Theo froze, one hand dipped into a greasy paper bag. “I missed dinner because I was tending you.”
“I’m trying to access an interdimensional portal and you’re snacking?”
He held the bag out to Loki. “Would you like some? They’re peanuts. Do you have peanuts on Asgard?”
Loki threw his head to the sky again. “Heimdall, get me out of this realm. Heimdall, come on!” He turned back to Theo. “I suspect he’s occupied elsewhere.”
“Of course.”
“Or he wasn’t expecting me.”
Theo tossed a nut in the air, missed it with his mouth, and it bounced off his forehead. “All right.”
“So Heimdall is probably...napping. Or something.”
“Of course,” Theo said with a solemn nod, though Loki could see that cheeky smile just beyond his lips. “Napping. Would you like to wait around and try him in a bit? When he isn’t...napping?”
Loki wanted to stamp his feet in frustration. Waking Heimdall from his probably improbable nap wasn’t an option. His mother had mentioned that while someday he might learn to project himself between realms, that someday was still in the future. Even on Asgard, his projections still struggled to move between rooms in the palace. “Do you have a way to contact Asgard?” he demanded of Theo. “I need to speak to my father.”
Theo wiped his mouth with the back of his hand. “Back at our headquarters.”

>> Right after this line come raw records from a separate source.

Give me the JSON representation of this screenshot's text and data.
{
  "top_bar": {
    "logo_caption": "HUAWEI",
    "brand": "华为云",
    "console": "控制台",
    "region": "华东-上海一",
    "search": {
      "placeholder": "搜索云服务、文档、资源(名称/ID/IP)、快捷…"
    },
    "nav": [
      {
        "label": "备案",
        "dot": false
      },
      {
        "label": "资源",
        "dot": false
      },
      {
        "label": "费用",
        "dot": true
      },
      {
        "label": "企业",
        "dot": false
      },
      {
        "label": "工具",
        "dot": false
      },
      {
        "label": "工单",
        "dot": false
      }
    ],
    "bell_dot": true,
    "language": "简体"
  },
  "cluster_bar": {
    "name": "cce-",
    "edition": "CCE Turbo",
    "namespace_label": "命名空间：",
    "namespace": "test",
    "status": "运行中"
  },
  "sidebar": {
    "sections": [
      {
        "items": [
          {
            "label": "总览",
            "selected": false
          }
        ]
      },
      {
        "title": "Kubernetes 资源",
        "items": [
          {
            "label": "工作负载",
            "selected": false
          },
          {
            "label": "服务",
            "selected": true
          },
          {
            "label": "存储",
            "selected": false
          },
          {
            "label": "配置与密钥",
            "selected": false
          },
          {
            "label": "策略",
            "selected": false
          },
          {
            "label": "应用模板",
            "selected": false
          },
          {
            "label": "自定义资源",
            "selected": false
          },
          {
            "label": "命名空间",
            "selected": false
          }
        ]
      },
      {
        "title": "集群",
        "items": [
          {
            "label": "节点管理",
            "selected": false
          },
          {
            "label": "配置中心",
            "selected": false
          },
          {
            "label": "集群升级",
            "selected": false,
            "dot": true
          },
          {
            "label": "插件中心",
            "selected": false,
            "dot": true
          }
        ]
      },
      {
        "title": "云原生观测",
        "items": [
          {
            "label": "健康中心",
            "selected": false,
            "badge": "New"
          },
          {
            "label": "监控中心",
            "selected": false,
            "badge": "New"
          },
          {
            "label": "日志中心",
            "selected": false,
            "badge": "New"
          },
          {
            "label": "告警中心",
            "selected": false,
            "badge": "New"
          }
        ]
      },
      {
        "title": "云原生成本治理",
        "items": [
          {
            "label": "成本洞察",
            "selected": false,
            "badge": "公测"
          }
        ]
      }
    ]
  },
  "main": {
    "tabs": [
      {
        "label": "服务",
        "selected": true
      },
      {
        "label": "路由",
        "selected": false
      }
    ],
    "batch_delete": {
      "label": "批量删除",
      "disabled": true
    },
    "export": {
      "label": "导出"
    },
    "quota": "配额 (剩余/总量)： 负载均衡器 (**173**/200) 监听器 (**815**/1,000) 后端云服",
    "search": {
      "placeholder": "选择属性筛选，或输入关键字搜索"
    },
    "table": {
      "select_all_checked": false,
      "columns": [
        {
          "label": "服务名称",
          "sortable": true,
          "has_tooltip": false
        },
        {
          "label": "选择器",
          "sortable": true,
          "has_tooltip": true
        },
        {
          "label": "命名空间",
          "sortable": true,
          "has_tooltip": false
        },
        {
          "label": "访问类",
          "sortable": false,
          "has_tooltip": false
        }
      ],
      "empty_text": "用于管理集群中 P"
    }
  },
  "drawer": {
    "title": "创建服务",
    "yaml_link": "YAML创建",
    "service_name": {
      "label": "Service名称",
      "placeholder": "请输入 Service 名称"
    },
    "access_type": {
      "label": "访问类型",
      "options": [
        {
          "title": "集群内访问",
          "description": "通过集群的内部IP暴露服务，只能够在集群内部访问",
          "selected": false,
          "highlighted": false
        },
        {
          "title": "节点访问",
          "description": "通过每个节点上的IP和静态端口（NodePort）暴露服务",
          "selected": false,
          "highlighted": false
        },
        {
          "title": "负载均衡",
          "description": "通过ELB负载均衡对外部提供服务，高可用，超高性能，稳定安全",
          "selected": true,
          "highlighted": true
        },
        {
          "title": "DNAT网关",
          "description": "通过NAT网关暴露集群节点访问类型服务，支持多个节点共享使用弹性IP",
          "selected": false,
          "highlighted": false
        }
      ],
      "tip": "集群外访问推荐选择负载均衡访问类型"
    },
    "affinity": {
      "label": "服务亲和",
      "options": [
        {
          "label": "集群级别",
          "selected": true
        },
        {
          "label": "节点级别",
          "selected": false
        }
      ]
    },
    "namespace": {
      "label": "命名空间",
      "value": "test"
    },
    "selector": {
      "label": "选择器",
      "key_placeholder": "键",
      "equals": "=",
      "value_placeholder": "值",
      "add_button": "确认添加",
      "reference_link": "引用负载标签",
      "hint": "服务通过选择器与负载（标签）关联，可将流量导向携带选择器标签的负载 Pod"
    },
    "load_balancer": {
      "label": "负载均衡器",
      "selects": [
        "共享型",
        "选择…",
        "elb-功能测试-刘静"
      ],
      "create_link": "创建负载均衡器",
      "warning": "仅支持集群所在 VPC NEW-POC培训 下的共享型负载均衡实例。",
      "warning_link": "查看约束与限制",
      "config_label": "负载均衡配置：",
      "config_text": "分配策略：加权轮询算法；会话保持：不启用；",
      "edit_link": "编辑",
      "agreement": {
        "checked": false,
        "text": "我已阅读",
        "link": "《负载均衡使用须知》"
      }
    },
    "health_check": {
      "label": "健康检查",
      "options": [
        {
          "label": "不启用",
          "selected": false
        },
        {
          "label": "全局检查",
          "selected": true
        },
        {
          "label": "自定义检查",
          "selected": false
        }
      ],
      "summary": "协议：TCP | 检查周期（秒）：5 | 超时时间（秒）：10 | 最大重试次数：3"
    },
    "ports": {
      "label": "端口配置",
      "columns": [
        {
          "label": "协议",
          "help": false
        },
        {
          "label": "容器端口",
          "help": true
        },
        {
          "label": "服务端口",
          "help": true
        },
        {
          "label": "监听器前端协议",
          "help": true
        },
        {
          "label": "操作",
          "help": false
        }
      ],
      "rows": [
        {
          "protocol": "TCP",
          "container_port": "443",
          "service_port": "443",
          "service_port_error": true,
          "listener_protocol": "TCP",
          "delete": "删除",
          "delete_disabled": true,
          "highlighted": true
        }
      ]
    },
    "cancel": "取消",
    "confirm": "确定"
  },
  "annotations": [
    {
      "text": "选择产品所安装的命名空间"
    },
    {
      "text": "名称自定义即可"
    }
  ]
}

Loki almost rolled his eyes. Of course this amateur squad had a headquarters. “Fine. Take me to your headquarters.”
“First you have to come with me to Southwark.”
“Where?”
“A neighborhood in the southern city. That’s where the bodies are being kept.” Theo shoved the bag of peanuts back into his pocket and smiled. “As long as you’re waiting for Heimdall to wake up, you might as well have a look at what we brought you here for.”
Loki sighed through his nose, an action he knew made his nostrils flare out in an unattractive away—at least that’s what Amora had told him—but he indulged the drama. What he truly would have liked to do was collapse onto the ground, cross his arms, and refuse to be budged until Heimdall sucked him up out of this godforsaken realm through the Bifrost. He would rather have lain down in this soggy grass and let it swallow him whole than go back to London. He should be on Alfheim. He should be with his father and his brother. He should be doing work fit for a king, which was certainly not done in so much mud. Or if it was, there should have been a sword involved.
“I will not abide restraints again,” Loki said.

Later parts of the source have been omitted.